Amazon OpenSearch Service: Architecture Patterns and Cost Optimization

Data & Analytics Palaniappan P 15 min read

Quick summary: Amazon OpenSearch Service powers search, log analytics, and time-series workloads on AWS. Here are the architecture patterns and cost levers that matter most in production.

Key Takeaways

  • Amazon OpenSearch Service powers search, log analytics, and time-series workloads on AWS
  • Amazon OpenSearch Service powers search, log analytics, and time-series workloads on AWS
Amazon OpenSearch Service: Architecture Patterns and Cost Optimization
Table of Contents

Amazon OpenSearch Service is the AWS-managed search and analytics platform used for full-text search, log analytics, security event correlation, time-series metrics, and observability workloads.

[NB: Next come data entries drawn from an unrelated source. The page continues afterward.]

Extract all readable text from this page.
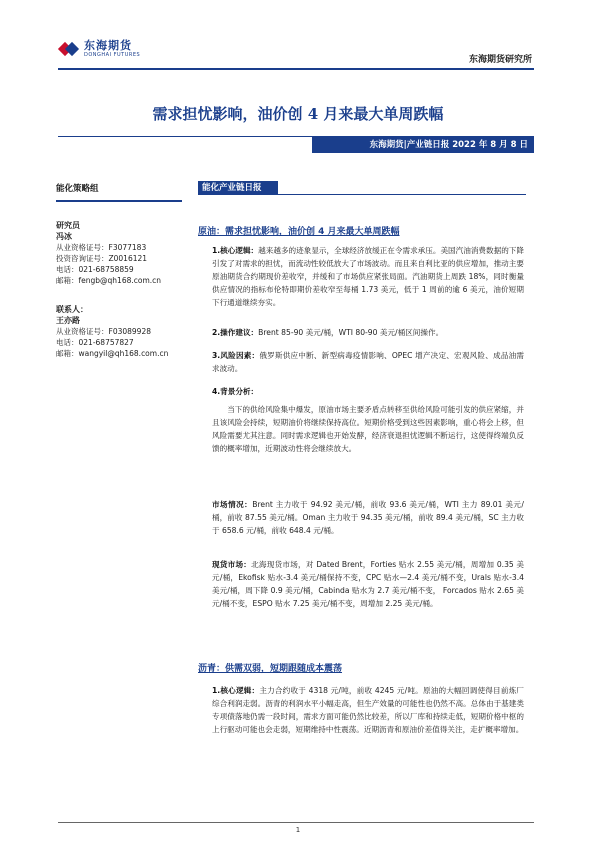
东海期货
DONGHAI FUTURES	东海期货研究所
需求担忧影响，油价创 4 月来最大单周跌幅
东海期货|产业链日报 2022 年 8 月 8 日
能化策略组
研究员
冯冰
从业资格证号：F3077183
投资咨询证号：Z0016121
电话：021-68758859
邮箱：fengb@qh168.com.cn
联系人：
王亦路
从业资格证号：F03089928
电话：021-68757827
邮箱：wangyil@qh168.com.cn
能化产业链日报
原油：需求担忧影响，油价创 4 月来最大单周跌幅
1.核心逻辑：越来越多的迹象显示，全球经济放缓正在令需求承压。美国汽油消费数据的下降引发了对需求的担忧，而流动性较低放大了市场波动。而且来自利比亚的供应增加，推动主要原油期货合约期现价差收窄，并缓和了市场供应紧张局面。汽油期货上周跌 18%，同时衡量供应情况的指标布伦特即期价差收窄至每桶 1.73 美元，低于 1 周前的逾 6 美元，油价短期下行通道继续夯实。
2.操作建议：Brent 85-90 美元/桶，WTI 80-90 美元/桶区间操作。
3.风险因素：俄罗斯供应中断、新型病毒疫情影响、OPEC 增产决定、宏观风险、成品油需求波动。
4.背景分析：
当下的供给风险集中爆发，原油市场主要矛盾点转移至供给风险可能引发的供应紧缩，并且该风险会持续，短期油价将继续保持高位。短期价格受到这些因素影响，重心将会上移，但风险需要尤其注意。同时需求逻辑也开始发酵，经济衰退担忧逻辑不断运行，这使得终端负反馈的概率增加，近期波动性将会继续放大。
市场情况：Brent 主力收于 94.92 美元/桶，前收 93.6 美元/桶，WTI 主力 89.01 美元/桶，前收 87.55 美元/桶。Oman 主力收于 94.35 美元/桶，前收 89.4 美元/桶，SC 主力收于 658.6 元/桶，前收 648.4 元/桶。
现货市场：北海现货市场，对 Dated Brent，Forties 贴水 2.55 美元/桶，周增加 0.35 美元/桶，Ekofisk 贴水-3.4 美元/桶保持不变，CPC 贴水—2.4 美元/桶不变，Urals 贴水-3.4 美元/桶，周下降 0.9 美元/桶，Cabinda 贴水为 2.7 美元/桶不变， Forcados 贴水 2.65 美元/桶不变，ESPO 贴水 7.25 美元/桶不变，周增加 2.25 美元/桶。
沥青：供需双弱，短期跟随成本震荡
1.核心逻辑：主力合约收于 4318 元/吨，前收 4245 元/吨。原油的大幅回调使得目前炼厂综合利润走弱。沥青的利润水平小幅走高，但生产效量的可能性也仍然不高。总体由于基建类专项债落地仍需一段时间，需求方面可能仍然比较差，所以厂库和持续走低，短期价格中枢的上行驱动可能也会走弱，短期维持中性震荡。近期沥青和原油价差值得关注，走扩概率增加。
1
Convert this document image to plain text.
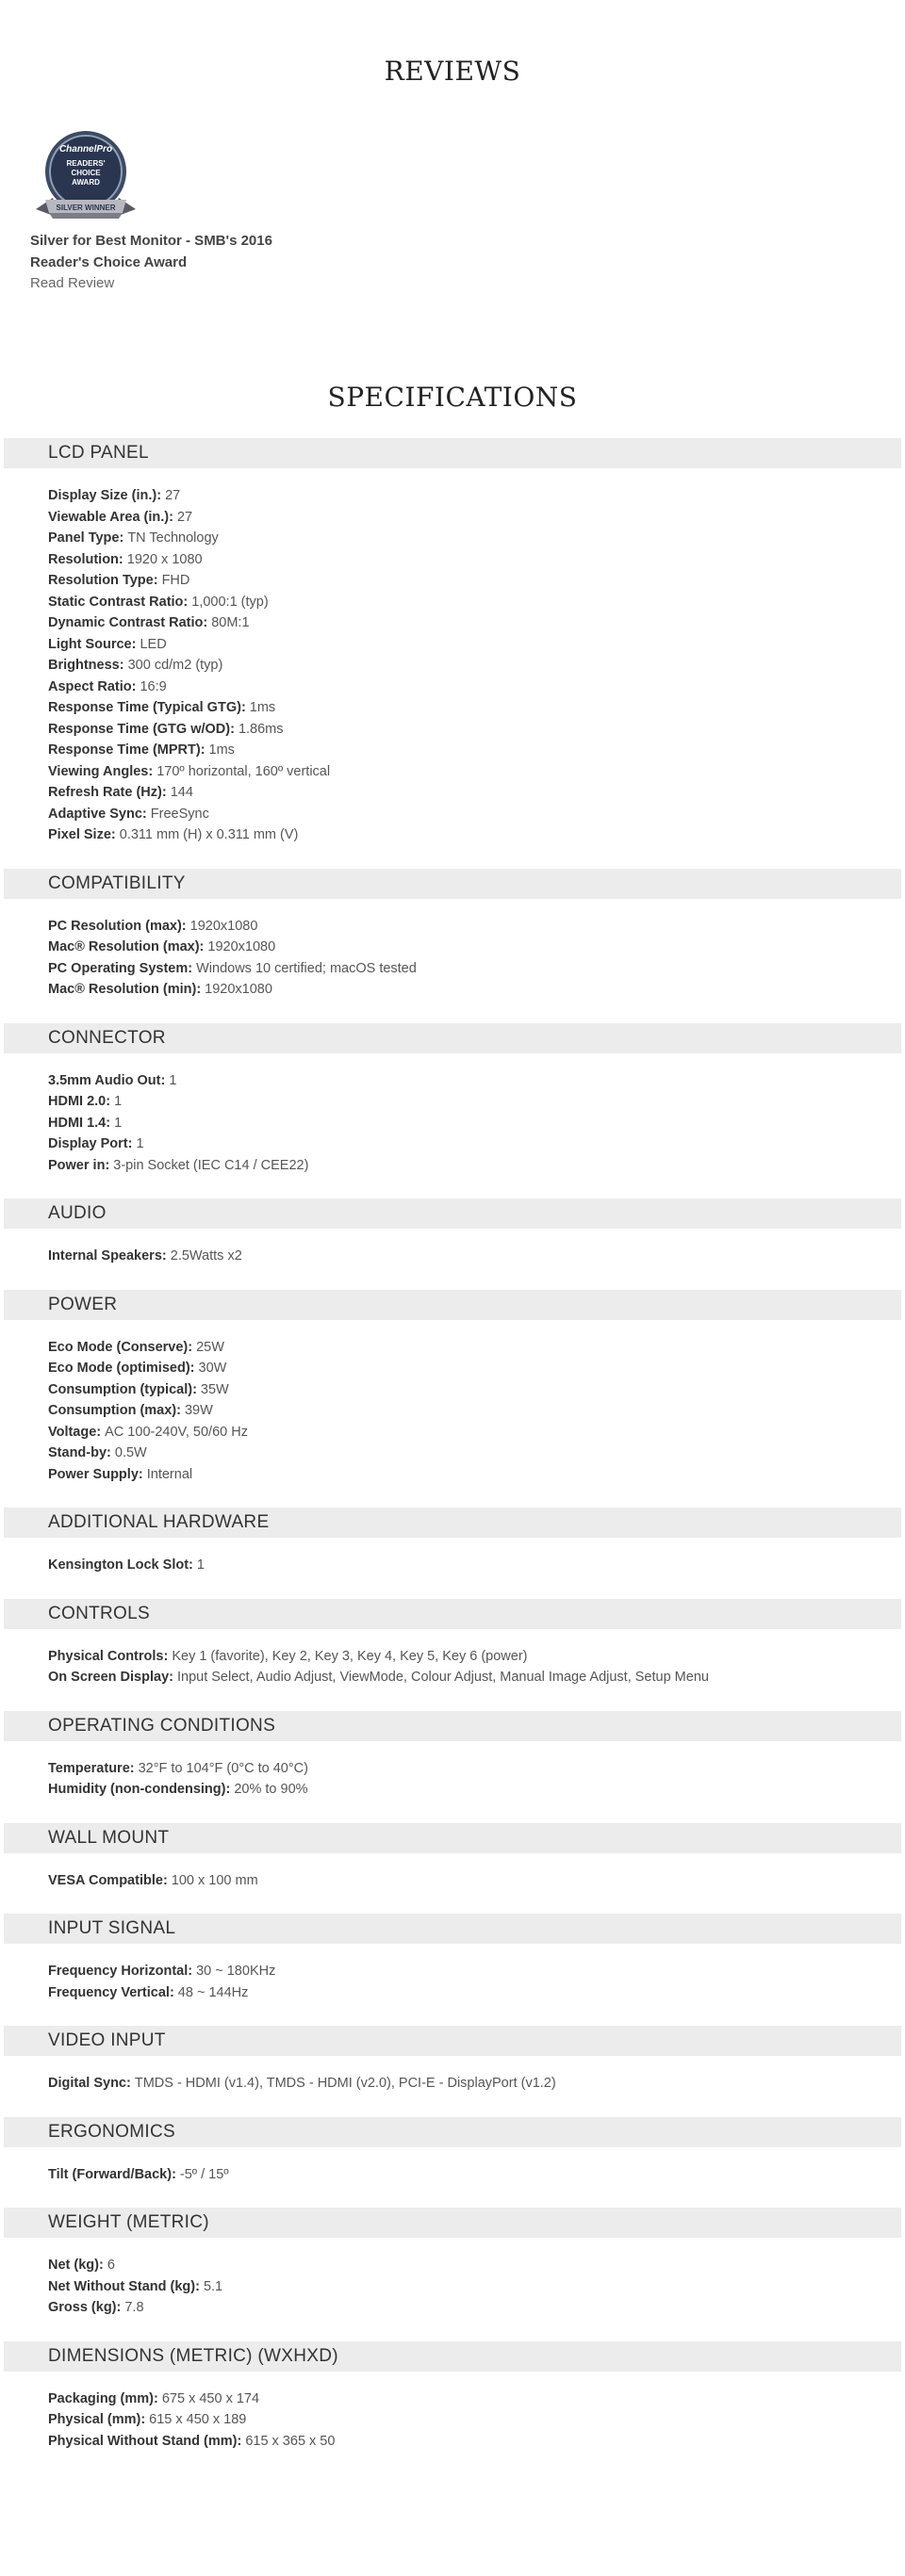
REVIEWS
ChannelPro
READERS'
CHOICE
AWARD
SILVER WINNER
Silver for Best Monitor - SMB's 2016
Reader's Choice Award
Read Review
SPECIFICATIONS
LCD PANEL
Display Size (in.) : 27
Viewable Area (in.) : 27
Panel Type : TN Technology
Resolution : 1920 x 1080
Resolution Type : FHD
Static Contrast Ratio : 1,000:1 (typ)
Dynamic Contrast Ratio : 80M:1
Light Source : LED
Brightness : 300 cd/m2 (typ)
Aspect Ratio : 16:9
Response Time (Typical GTG) : 1ms
Response Time (GTG w/OD) : 1.86ms
Response Time (MPRT) : 1ms
Viewing Angles : 170º horizontal, 160º vertical
Refresh Rate (Hz) : 144
Adaptive Sync : FreeSync
Pixel Size : 0.311 mm (H) x 0.311 mm (V)
COMPATIBILITY
PC Resolution (max) : 1920x1080
Mac® Resolution (max) : 1920x1080
PC Operating System : Windows 10 certified; macOS tested
Mac® Resolution (min) : 1920x1080
CONNECTOR
3.5mm Audio Out : 1
HDMI 2.0 : 1
HDMI 1.4 : 1
Display Port : 1
Power in : 3-pin Socket (IEC C14 / CEE22)
AUDIO
Internal Speakers : 2.5Watts x2
POWER
Eco Mode (Conserve) : 25W
Eco Mode (optimised) : 30W
Consumption (typical) : 35W
Consumption (max) : 39W
Voltage : AC 100-240V, 50/60 Hz
Stand-by : 0.5W
Power Supply : Internal
ADDITIONAL HARDWARE
Kensington Lock Slot : 1
CONTROLS
Physical Controls : Key 1 (favorite), Key 2, Key 3, Key 4, Key 5, Key 6 (power)
On Screen Display : Input Select, Audio Adjust, ViewMode, Colour Adjust, Manual Image Adjust, Setup Menu
OPERATING CONDITIONS
Temperature : 32°F to 104°F (0°C to 40°C)
Humidity (non-condensing) : 20% to 90%
WALL MOUNT
VESA Compatible : 100 x 100 mm
INPUT SIGNAL
Frequency Horizontal : 30 ~ 180KHz
Frequency Vertical : 48 ~ 144Hz
VIDEO INPUT
Digital Sync : TMDS - HDMI (v1.4), TMDS - HDMI (v2.0), PCI-E - DisplayPort (v1.2)
ERGONOMICS
Tilt (Forward/Back) : -5º / 15º
WEIGHT (METRIC)
Net (kg) : 6
Net Without Stand (kg) : 5.1
Gross (kg) : 7.8
DIMENSIONS (METRIC) (WXHXD)
Packaging (mm) : 675 x 450 x 174
Physical (mm) : 615 x 450 x 189
Physical Without Stand (mm) : 615 x 365 x 50
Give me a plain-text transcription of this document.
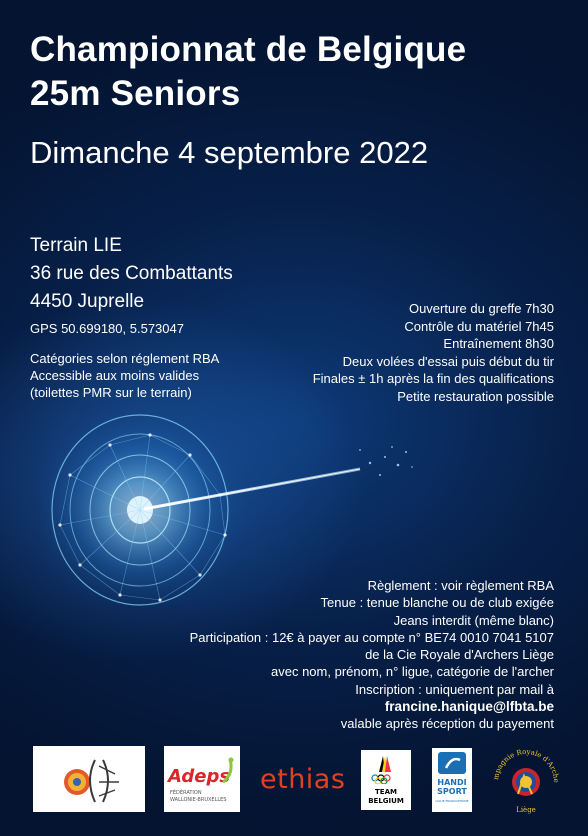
Championnat de Belgique
25m Seniors
Dimanche 4 septembre 2022
Terrain LIE
36 rue des Combattants
4450 Juprelle
GPS 50.699180, 5.573047
Catégories selon réglement RBA
Accessible aux moins valides
(toilettes PMR sur le terrain)
Ouverture du greffe 7h30
Contrôle du matériel 7h45
Entraînement 8h30
Deux volées d'essai puis début du tir
Finales ± 1h après la fin des qualifications
Petite restauration possible
Règlement : voir règlement RBA
Tenue : tenue blanche ou de club exigée
Jeans interdit (même blanc)
Participation : 12€ à payer au compte n° BE74 0010 7041 5107
de la Cie Royale d'Archers Liège
avec nom, prénom, n° ligue, catégorie de l'archer
Inscription : uniquement par mail à
francine.hanique@lfbta.be
valable après réception du payement
Adeps
FÉDÉRATION
WALLONIE-BRUXELLES
ethias	TEAM
BELGIUM
HANDI
SPORT
LIGUE FRANCOPHONE
mpagnie Royale d'Arche
Liège
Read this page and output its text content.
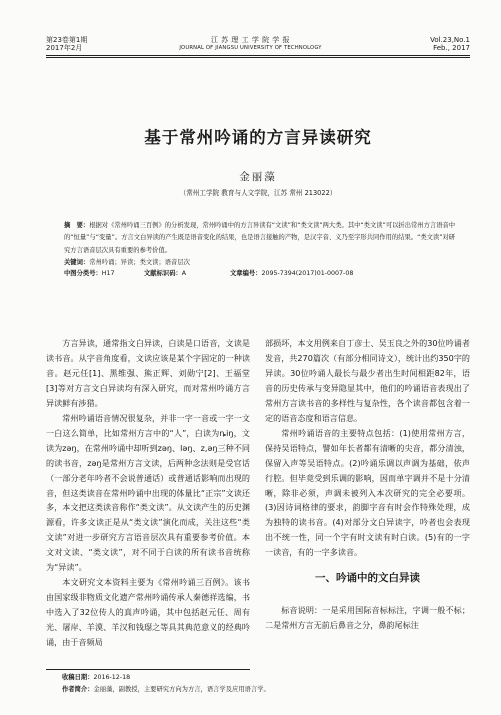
第23卷第1期
2017年2月
江 苏 理 工 学 院 学 报
JOURNAL OF JIANGSU UNIVERSITY OF TECHNOLOGY
Vol.23,No.1
Feb., 2017
基于常州吟诵的方言异读研究
金丽藻
（常州工学院 教育与人文学院，江苏 常州 213022）
摘　要：根据对《常州吟诵三百例》的分析发现，常州吟诵中的方言异读有“文读”和“类文读”两大类。其中“类文读”可以折出常州方言语音中的“恒量”与“变量”。方言文白异读的产生既是语音变化的结果，也是语言接触的产物，是汉字音、义乃至字形共同作用的结果。“类文读”对研究方言语音层次具有重要的参考价值。
关键词：常州吟诵；异读；类文读；语音层次
中图分类号：H17	文献标识码：A	文章编号：2095-7394(2017)01-0007-08

方言异读，通常指文白异读，白读是口语音，文读是读书音。从字音角度看，文读应该是某个字固定的一种读音。赵元任[1]、黑维强、熊正辉、刘勋宁[2]、王福堂[3]等对方言文白异读均有深入研究，而对常州吟诵方言异读鲜有涉猎。

常州吟诵语音情况很复杂，并非一字一音或一字一文一白这么简单，比如常州方言中的“人”，白读为ȵiŋ，文读为zəŋ，在常州吟诵中却听到zəŋ、ləŋ、z,əŋ三种不同的读书音，zəŋ是常州方言文读，后两种念法则是受官话（一部分老年吟者不会说普通话）或普通话影响而出现的音，但这类读音在常州吟诵中出现的体量比“正宗”文读还多，本文把这类读音称作“类文读”。从文读产生的历史渊源看，许多文读正是从“类文读”演化而成，关注这些“类文读”对进一步研究方言语音层次具有重要参考价值。本文对文读、“类文读”，对不同于白读的所有读书音统称为“异读”。

本文研究文本资料主要为《常州吟诵三百例》。该书由国家级非物质文化遗产常州吟诵传承人秦德祥选编，书中选入了32位传人的真声吟诵，其中包括赵元任、周有光、屠岸、羊漠、羊汉和钱璱之等具其典范意义的经典吟诵，由于音频局

部损坏，本文用例来自丁彦士、吴玉良之外的30位吟诵者发音，共270篇次（有部分相同诗文），统计出约350字的异读。30位吟诵人最长与最少者出生时间相距82年，语音的历史传承与变异隐显其中，他们的吟诵语音表现出了常州方言读书音的多样性与复杂性，各个读音都包含着一定的语音态度和语言信息。

常州吟诵语音的主要特点包括：(1)使用常州方言，保持吴语特点，譬如年长者都有清晰的尖音，都分清浊，保留入声等吴语特点。(2)吟诵乐调以声调为基础，依声行腔。但毕竟受到乐调的影响，因而单字调并不是十分清晰，除非必须，声调未被列入本次研究的完全必要项。(3)因诗词格律的要求，韵脚字音有时会作特殊处理，成为独特的读书音。(4)对部分文白异读字，吟者也会表现出不统一性，同一个字有时文读有时白读。(5)有的一字一读音，有的一字多读音。

一、吟诵中的文白异读

标音说明：一是采用国际音标标注，字调一般不标；二是常州方言无前后鼻音之分，鼻韵尾标注

收稿日期：2016-12-18
作者简介：金丽藻，副教授，主要研究方向为方言，语言学及应用语言学。
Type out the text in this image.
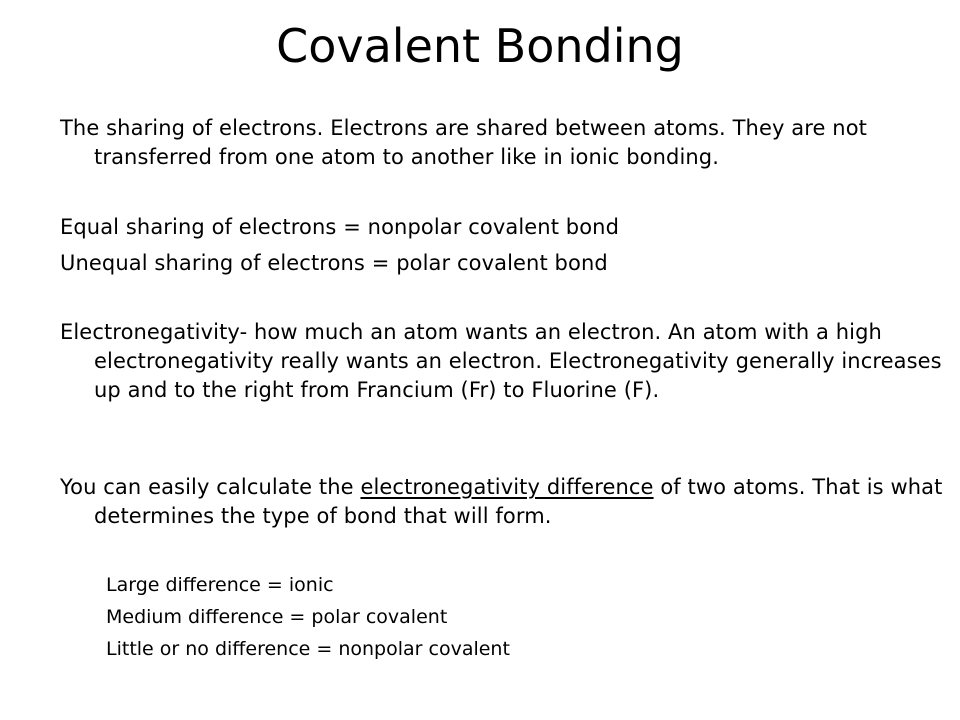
Covalent Bonding
The sharing of electrons. Electrons are shared between atoms. They are not transferred from one atom to another like in ionic bonding.
Equal sharing of electrons = nonpolar covalent bond
Unequal sharing of electrons = polar covalent bond
Electronegativity- how much an atom wants an electron. An atom with a high electronegativity really wants an electron. Electronegativity generally increases up and to the right from Francium (Fr) to Fluorine (F).
You can easily calculate the electronegativity difference of two atoms. That is what determines the type of bond that will form.
Large difference = ionic
Medium difference = polar covalent
Little or no difference = nonpolar covalent
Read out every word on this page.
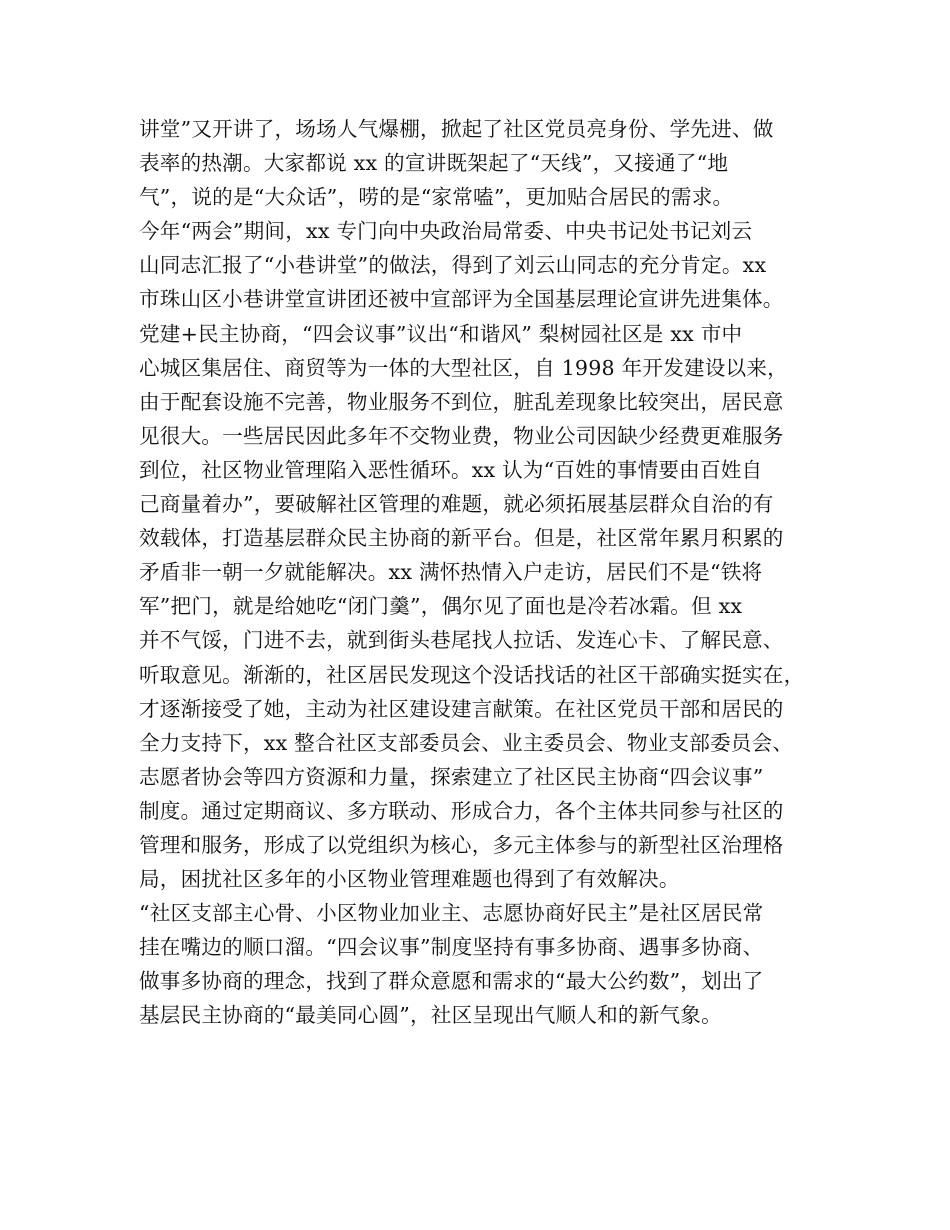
讲堂”又开讲了，场场人气爆棚，掀起了社区党员亮身份、学先进、做
表率的热潮。大家都说 xx 的宣讲既架起了“天线”，又接通了“地
气”，说的是“大众话”，唠的是“家常嗑”，更加贴合居民的需求。
今年“两会”期间，xx 专门向中央政治局常委、中央书记处书记刘云
山同志汇报了“小巷讲堂”的做法，得到了刘云山同志的充分肯定。xx
市珠山区小巷讲堂宣讲团还被中宣部评为全国基层理论宣讲先进集体。
党建+民主协商，“四会议事”议出“和谐风” 梨树园社区是 xx 市中
心城区集居住、商贸等为一体的大型社区，自 1998 年开发建设以来，
由于配套设施不完善，物业服务不到位，脏乱差现象比较突出，居民意
见很大。一些居民因此多年不交物业费，物业公司因缺少经费更难服务
到位，社区物业管理陷入恶性循环。xx 认为“百姓的事情要由百姓自
己商量着办”，要破解社区管理的难题，就必须拓展基层群众自治的有
效载体，打造基层群众民主协商的新平台。但是，社区常年累月积累的
矛盾非一朝一夕就能解决。xx 满怀热情入户走访，居民们不是“铁将
军”把门，就是给她吃“闭门羹”，偶尔见了面也是冷若冰霜。但 xx
并不气馁，门进不去，就到街头巷尾找人拉话、发连心卡、了解民意、
听取意见。渐渐的，社区居民发现这个没话找话的社区干部确实挺实在，
才逐渐接受了她，主动为社区建设建言献策。在社区党员干部和居民的
全力支持下，xx 整合社区支部委员会、业主委员会、物业支部委员会、
志愿者协会等四方资源和力量，探索建立了社区民主协商“四会议事”
制度。通过定期商议、多方联动、形成合力，各个主体共同参与社区的
管理和服务，形成了以党组织为核心，多元主体参与的新型社区治理格
局，困扰社区多年的小区物业管理难题也得到了有效解决。
“社区支部主心骨、小区物业加业主、志愿协商好民主”是社区居民常
挂在嘴边的顺口溜。“四会议事”制度坚持有事多协商、遇事多协商、
做事多协商的理念，找到了群众意愿和需求的“最大公约数”，划出了
基层民主协商的“最美同心圆”，社区呈现出气顺人和的新气象。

It is one of the more architecturally complex services in the AWS data portfolio — the same domain can run hot SSD storage for real-time queries, warm S3-backed storage for older data, and cold archival storage for compliance retention, all behind a single endpoint.

Getting OpenSearch right in production means understanding the deployment model, shard design, storage tiers, and the ingestion patterns that feed data into your cluster. Getting it wrong means either a performance cliff when your hot tier fills up or a cost overrun from over-provisioned instances.

This guide covers the architecture decisions and cost levers that matter most.

OpenSearch Service vs OpenSearch Serverless — Choosing Your Deployment Model

Before designing an OpenSearch architecture, you need to choose between two fundamentally different deployment models.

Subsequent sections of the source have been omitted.